A couple of days ago the Riiid AIEd Challenge 2020 - a Kaggle machine learning competition - finished. I participated in this competition and really enjoyed it, due to the interaction with other competitors and a very helpful and open Kaggle community.
But what is the Riiid AIEd Challenge 2020? The official description of the competition is:
In this competition, your challenge is to create algorithms for "Knowledge Tracing," modelling student knowledge over time. The goal is to predict how students will perform in future interactions accurately. You will pair your machine learning skills using Riiid’s EdNet data.
There is also a competition website with more information:
In this competition, you need to predict whether a user answers a quiz question correctly or not - so we have a binary prediction target. The data is strictly tabular, and we are dealing here with a time series - so we have to take the history of user answers into account to make accurate predictions.
The training data set contains 100 million records with past user interactions, information about the quiz questions and lectures. The set of lectures and quizzes is pre-determined, but the total amount of users is unknown during the inference (prediction) phase.
If you ask me, what is my most predominant impression of this competition was: openness. And openness from the start, when I noticed that the organisers presented their paper on SAINT+ ("Integrating Temporal Features for EdNet Correctness Prediction").
At the start of the competition, the participants were invited to use this neural network-based architecture based on the Transformer ("Attention is all you need") model, released in 2017 by Google Researchers.
This spirit of openness kept going during the competition, which lots of really good notebooks being published.

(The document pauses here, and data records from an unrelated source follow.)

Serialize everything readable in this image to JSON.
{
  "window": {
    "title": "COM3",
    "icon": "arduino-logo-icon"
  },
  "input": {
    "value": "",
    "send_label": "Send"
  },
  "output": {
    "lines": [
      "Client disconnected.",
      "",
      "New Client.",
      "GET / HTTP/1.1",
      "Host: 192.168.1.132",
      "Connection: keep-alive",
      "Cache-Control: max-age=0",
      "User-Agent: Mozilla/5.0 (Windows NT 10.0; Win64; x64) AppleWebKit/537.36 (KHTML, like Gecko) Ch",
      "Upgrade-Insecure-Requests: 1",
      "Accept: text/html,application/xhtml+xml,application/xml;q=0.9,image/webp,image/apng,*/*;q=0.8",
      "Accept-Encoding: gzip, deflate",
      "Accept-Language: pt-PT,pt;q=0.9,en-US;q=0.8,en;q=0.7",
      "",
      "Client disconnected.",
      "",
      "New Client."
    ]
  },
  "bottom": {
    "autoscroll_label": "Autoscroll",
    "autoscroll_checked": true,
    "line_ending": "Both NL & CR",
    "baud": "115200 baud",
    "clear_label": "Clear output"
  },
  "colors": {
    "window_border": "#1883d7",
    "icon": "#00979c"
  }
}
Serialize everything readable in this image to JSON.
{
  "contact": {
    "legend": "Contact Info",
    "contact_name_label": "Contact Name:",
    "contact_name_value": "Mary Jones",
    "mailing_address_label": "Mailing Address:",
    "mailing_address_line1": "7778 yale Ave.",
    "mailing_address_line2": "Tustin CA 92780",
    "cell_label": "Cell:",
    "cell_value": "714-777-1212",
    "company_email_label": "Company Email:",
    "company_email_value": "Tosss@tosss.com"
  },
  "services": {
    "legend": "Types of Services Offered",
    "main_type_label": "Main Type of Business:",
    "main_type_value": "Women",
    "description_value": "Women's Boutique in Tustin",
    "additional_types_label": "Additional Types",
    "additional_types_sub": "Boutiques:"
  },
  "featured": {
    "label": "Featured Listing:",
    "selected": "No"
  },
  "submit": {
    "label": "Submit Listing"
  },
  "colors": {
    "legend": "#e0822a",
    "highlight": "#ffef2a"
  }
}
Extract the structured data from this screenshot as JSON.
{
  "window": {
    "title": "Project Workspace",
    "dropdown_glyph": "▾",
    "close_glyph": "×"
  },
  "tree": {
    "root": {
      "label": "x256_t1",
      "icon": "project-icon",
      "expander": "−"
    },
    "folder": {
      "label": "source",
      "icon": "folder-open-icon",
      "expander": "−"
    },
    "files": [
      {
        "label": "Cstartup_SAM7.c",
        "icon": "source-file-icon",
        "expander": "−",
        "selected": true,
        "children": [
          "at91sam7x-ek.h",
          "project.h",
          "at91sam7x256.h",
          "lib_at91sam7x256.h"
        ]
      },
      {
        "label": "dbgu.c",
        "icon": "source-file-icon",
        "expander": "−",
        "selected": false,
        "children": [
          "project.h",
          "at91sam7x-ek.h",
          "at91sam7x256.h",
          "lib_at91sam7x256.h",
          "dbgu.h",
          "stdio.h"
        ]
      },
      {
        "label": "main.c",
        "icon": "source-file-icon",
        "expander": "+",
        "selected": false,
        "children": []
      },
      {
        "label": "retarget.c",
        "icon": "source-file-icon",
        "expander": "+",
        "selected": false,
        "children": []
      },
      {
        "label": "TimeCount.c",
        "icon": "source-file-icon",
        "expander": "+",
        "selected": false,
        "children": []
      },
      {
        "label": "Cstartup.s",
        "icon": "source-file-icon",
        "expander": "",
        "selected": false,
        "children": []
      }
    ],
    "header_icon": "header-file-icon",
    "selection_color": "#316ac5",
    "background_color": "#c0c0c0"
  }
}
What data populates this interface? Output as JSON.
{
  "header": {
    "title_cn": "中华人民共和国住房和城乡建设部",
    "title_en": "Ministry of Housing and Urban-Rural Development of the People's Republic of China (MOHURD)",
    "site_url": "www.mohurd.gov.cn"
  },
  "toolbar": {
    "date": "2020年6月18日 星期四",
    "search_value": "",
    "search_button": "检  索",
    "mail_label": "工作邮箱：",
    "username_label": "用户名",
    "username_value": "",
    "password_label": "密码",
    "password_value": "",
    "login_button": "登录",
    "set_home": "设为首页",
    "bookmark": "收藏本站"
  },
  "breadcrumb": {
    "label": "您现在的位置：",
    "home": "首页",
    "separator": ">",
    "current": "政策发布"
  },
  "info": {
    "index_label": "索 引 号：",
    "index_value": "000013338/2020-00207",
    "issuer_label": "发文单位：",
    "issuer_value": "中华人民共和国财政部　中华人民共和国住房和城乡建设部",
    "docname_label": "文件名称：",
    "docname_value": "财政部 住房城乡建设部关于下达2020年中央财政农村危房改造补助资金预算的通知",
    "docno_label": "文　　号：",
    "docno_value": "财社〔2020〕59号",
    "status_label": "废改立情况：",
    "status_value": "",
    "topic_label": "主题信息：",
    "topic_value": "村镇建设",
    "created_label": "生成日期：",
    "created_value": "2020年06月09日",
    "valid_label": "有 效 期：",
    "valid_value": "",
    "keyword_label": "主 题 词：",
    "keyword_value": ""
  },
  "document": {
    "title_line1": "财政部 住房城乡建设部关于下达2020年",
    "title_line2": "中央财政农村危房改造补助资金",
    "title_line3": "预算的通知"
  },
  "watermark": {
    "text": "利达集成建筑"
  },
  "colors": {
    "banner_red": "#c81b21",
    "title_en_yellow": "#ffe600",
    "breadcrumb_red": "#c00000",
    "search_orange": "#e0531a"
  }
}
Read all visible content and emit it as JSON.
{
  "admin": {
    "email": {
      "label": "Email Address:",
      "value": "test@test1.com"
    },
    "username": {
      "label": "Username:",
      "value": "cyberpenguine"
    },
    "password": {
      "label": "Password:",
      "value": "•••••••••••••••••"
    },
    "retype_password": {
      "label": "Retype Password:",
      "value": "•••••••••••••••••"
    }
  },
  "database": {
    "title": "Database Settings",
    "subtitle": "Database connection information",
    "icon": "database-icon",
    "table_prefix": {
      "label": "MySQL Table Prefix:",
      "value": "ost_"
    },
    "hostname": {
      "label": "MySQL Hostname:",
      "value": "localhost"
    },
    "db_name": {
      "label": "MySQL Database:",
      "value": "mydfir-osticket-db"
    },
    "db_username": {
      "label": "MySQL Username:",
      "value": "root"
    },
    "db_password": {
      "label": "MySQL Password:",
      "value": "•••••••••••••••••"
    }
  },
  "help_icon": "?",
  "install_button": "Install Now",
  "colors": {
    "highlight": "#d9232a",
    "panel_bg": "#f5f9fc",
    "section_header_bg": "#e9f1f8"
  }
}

At the end of the competition, I noticed that the notebooks of the second-place solution were immediately published:
With so many great solutions for this problem domain being published, you can have a great learning experience.
Gradient Boosting vs Transformers
The most popular gradient boosting library seems to be LightGBM.
But neural networks seem to be gradually taking over in the domain of tabular data. The second-place solution, for example, is using a Transformer based architecture using a Pytorch implementation (note: this solution is better described by "LSTM-Encoded SAKT-like TransformerEncoder"). The author of this solution used an ensemble of 6 different neural networks for inference.
My own solution, which landed me in the top 7% is a simple ensemble of a LightGBM and a neural network, which implements the ideas in the SAKT paper.
A couple of years ago, gradient boosting libraries would probably have dominated "knowledge tracing" machine learning competitions, but right now newer neural network architectures seem to be highly competitive.
Participating in machine learning competitions is always a great learning experience and a way to stay up to date and experience trends in the machine learning world. I am also really grateful to Kaggle for what they are offering for free (I find it honestly just amazing)
The Riiid AIEd Challenge 2020 was a particularly friendly competition with the organizers providing from the start really excellent input on potential solutions, but also an engaged and open set of competitors.
We can also spot a clear trend: neural network-based architectures are really taking control of the scene, even though gradient boosting libraries still perform quite well in knowledge tracing problems.